Por Fernando Savater |
Como el caballo hizo al hombre, nos han llegado nombres de equinos memorables: el mitológico Pegaso, afeado por unas alas incongruentes, Babieca, que con el Cid muerto cargó contra el enemigo, el sufrido Rocinante, metafísico por anemia, Copenhague, cabalgado por Wellington en Waterloo, Nihilista, al que iba a montar Sissi cuando fue asesinada por...un nihilista, etc.. Y Bucéfalo. Negro, violento, con una mancha blanca en la frente en forma de cabeza de toro que le dio nombre, costó trece talentos a Filipo de Macedonia, que pronto se arrepintió al verle cocear lanzando dentelladas a quien se le acercaba.
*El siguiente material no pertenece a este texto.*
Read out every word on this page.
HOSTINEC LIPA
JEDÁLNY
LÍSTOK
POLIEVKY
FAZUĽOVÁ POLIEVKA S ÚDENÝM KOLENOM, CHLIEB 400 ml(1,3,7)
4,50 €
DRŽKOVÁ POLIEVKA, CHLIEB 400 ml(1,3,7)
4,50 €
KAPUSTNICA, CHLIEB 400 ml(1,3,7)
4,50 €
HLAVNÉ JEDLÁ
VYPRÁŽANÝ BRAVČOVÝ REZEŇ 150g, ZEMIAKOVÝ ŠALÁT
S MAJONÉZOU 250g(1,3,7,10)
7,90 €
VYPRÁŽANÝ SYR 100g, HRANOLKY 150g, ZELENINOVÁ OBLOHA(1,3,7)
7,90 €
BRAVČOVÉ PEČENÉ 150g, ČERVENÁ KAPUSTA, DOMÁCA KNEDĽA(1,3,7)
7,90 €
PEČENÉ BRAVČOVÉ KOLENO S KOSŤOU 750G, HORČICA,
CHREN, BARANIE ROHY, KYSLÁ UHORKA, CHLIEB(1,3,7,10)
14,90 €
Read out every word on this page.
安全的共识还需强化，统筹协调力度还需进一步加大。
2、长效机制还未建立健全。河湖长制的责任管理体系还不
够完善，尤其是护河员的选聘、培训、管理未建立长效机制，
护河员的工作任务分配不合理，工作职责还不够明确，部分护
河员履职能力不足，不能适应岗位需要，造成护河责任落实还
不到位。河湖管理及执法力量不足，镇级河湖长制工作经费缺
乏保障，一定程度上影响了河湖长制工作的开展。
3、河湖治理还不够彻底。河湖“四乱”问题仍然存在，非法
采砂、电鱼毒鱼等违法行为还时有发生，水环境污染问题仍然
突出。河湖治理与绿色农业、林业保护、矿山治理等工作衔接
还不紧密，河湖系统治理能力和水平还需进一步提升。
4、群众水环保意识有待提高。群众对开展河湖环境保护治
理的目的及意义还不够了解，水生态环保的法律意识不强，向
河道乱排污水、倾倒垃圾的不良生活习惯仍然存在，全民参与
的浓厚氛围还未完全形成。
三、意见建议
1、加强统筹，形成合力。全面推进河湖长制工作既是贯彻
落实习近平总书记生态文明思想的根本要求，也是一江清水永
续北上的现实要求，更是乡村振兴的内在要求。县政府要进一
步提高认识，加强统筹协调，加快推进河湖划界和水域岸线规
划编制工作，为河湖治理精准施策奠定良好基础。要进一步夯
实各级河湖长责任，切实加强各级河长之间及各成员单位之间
Nadie podía montarlo y Filipo decidió devolverlo. “Lástima, es magnífico”, dijo un adolescente de apenas 15 años acercándose sin temor. Había notado que el corcel se asustaba de ver su sombra y lo volvió hacia el sol. Con la sombra detrás se fue calmando y el muchacho se subió de un salto a su grupa. “¡Corre!”, ordenó; se perdieron a lo lejos en un galope incontenible.
El rey quedó intranquilo hasta que les vio volver a lo lejos, envueltos en una nube de polvo. Luego abrazó al joven jinete con lágrimas en los ojos: era Alejandro, su hijo. Sólo él montó a Bucéfalo y ni las feroces batallas ni las orgías de la paz pudieron separarles.
Bucéfalo murió muy viejo durante la campaña de Alejandro en Asia, en la batalla de Hidaspes contra el rey persa Poros. Su jinete fundó una ciudad en su honor, Alejandría Bucéfala, y le enterró en una tumba espléndida, borrada por el tiempo.
Ahora un animoso explorador alavés dice haberla encontrado cerca del río Jhelum, en Pakistán. Si se confirma el hallazgo, intentaré ir a verla cuando pueda viajar. O volveré a Plutarco: he visto muchos caballos y me imagino a Bucéfalo.